Le revers de la médaille
Ces dernières semaines, plusieurs bonnes nouvelles nous sont tombées sur le nez. L’on se compte chanceux, bébé en santé, boulot, nouvelle maison. Le bonheur de Juan qui présente sa fille à ses parents. Il n’y a que mon corps qui me fait encore défaut mais je remonte la pente tranquillement, vaille que vaille, coûte que coûte…
J’ai dégringolé si bas cette maudite pente que lorsque j’étais au fond du ravin, c’est à peine si je me rendais compte de ma décrépitude. Je ne rendais pas compte des ravages de l'infection. Plus je gravis la montagne pour retrouver la femme que j’étais, plus je réalise à quel point j’étais dégradée physiquement. Mais toujours je me dis, mieux vaut moi que le bébé.

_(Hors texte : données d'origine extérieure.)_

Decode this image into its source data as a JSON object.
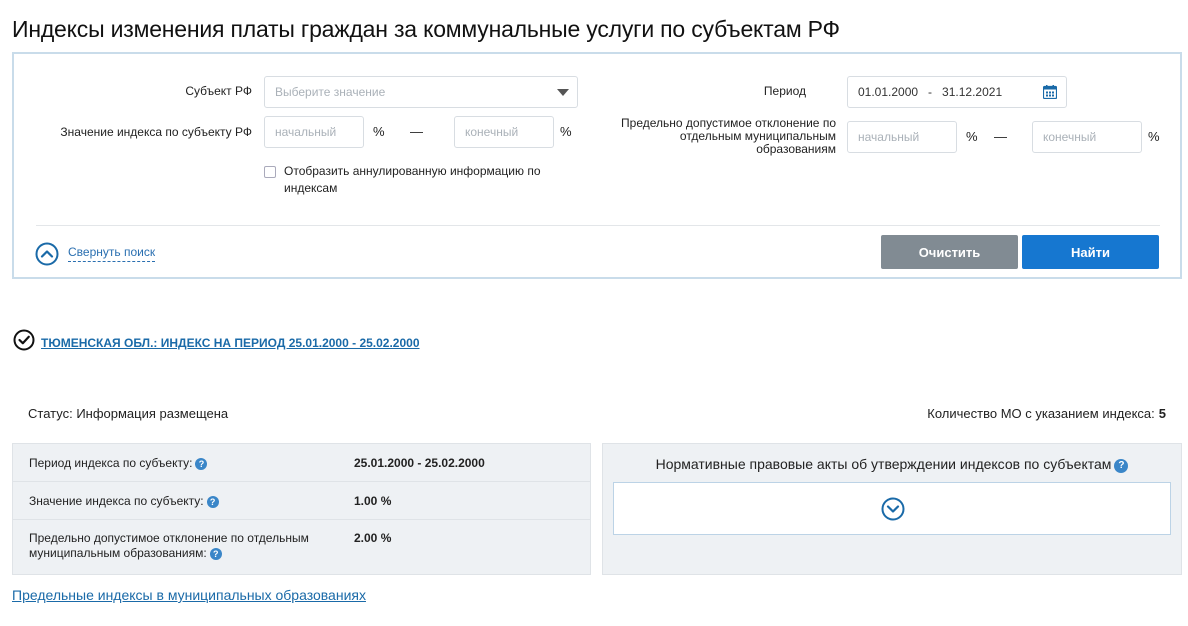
{
  "page": {
    "title": "Индексы изменения платы граждан за коммунальные услуги по субъектам РФ"
  },
  "search": {
    "subject_label": "Субъект РФ",
    "subject_placeholder": "Выберите значение",
    "index_label": "Значение индекса по субъекту РФ",
    "index_from_placeholder": "начальный",
    "index_to_placeholder": "конечный",
    "percent": "%",
    "dash": "—",
    "period_label": "Период",
    "period_value": "01.01.2000   -   31.12.2021",
    "deviation_label": "Предельно допустимое отклонение по отдельным муниципальным образованиям",
    "deviation_from_placeholder": "начальный",
    "deviation_to_placeholder": "конечный",
    "annulled_label": "Отобразить аннулированную информацию по индексам",
    "collapse_label": "Свернуть поиск",
    "clear_button": "Очистить",
    "find_button": "Найти"
  },
  "result": {
    "title": "ТЮМЕНСКАЯ ОБЛ.: ИНДЕКС НА ПЕРИОД 25.01.2000 - 25.02.2000",
    "status": "Статус: Информация размещена",
    "mo_count_label": "Количество МО с указанием индекса:",
    "mo_count_value": "5",
    "rows": [
      {
        "key": "Период индекса по субъекту:",
        "value": "25.01.2000 - 25.02.2000"
      },
      {
        "key": "Значение индекса по субъекту:",
        "value": "1.00 %"
      },
      {
        "key": "Предельно допустимое отклонение по отдельным муниципальным образованиям:",
        "value": "2.00 %"
      }
    ],
    "acts_title": "Нормативные правовые акты об утверждении индексов по субъектам",
    "help_mark": "?",
    "bottom_link": "Предельные индексы в муниципальных образованиях"
  },
  "colors": {
    "accent": "#1677d0",
    "link": "#1a6aa8",
    "neutral_button": "#818b93",
    "panel_border": "#c9dcea"
  },
  "icons": [
    "calendar-icon",
    "chevron-up-circle-icon",
    "check-circle-icon",
    "question-icon",
    "chevron-down-circle-icon"
  ]
}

La semaine dernière cependant j’étais aux prises avec de mauvais pressentiments. De fortes inquiétudes pour ma Mère-Grand de l’autre coté de l’océan. Des inquiétudes que je taisais en me disant qu’elles passeraient. Malheureusement le pressentiment se révèle au présent. Mercredi dernier ma chère Grand-Mère, ma deuxième mère usée par une dure existence de labeur et de don de soi, est tombée en allant se coucher sans pouvoir se relever. Sa voisine l’a retrouvée au petit matin dans un piteux état. Direction l’hôpital de région. Depuis son cas s’aggrave inexorablement. La mort rôde. Ce matin, je reçois la nouvelle qu’elle est paralysée et dans le coma. Je sens la fin au creux de mes entrailles. J’éclate en sanglots. Impuissante, je n’ai même pas un passeport valide pour sauter dans un avion, impuissante, je ne peux que laisser couler ces larmes qui me plongent dans une immense tristesse. Impuissante…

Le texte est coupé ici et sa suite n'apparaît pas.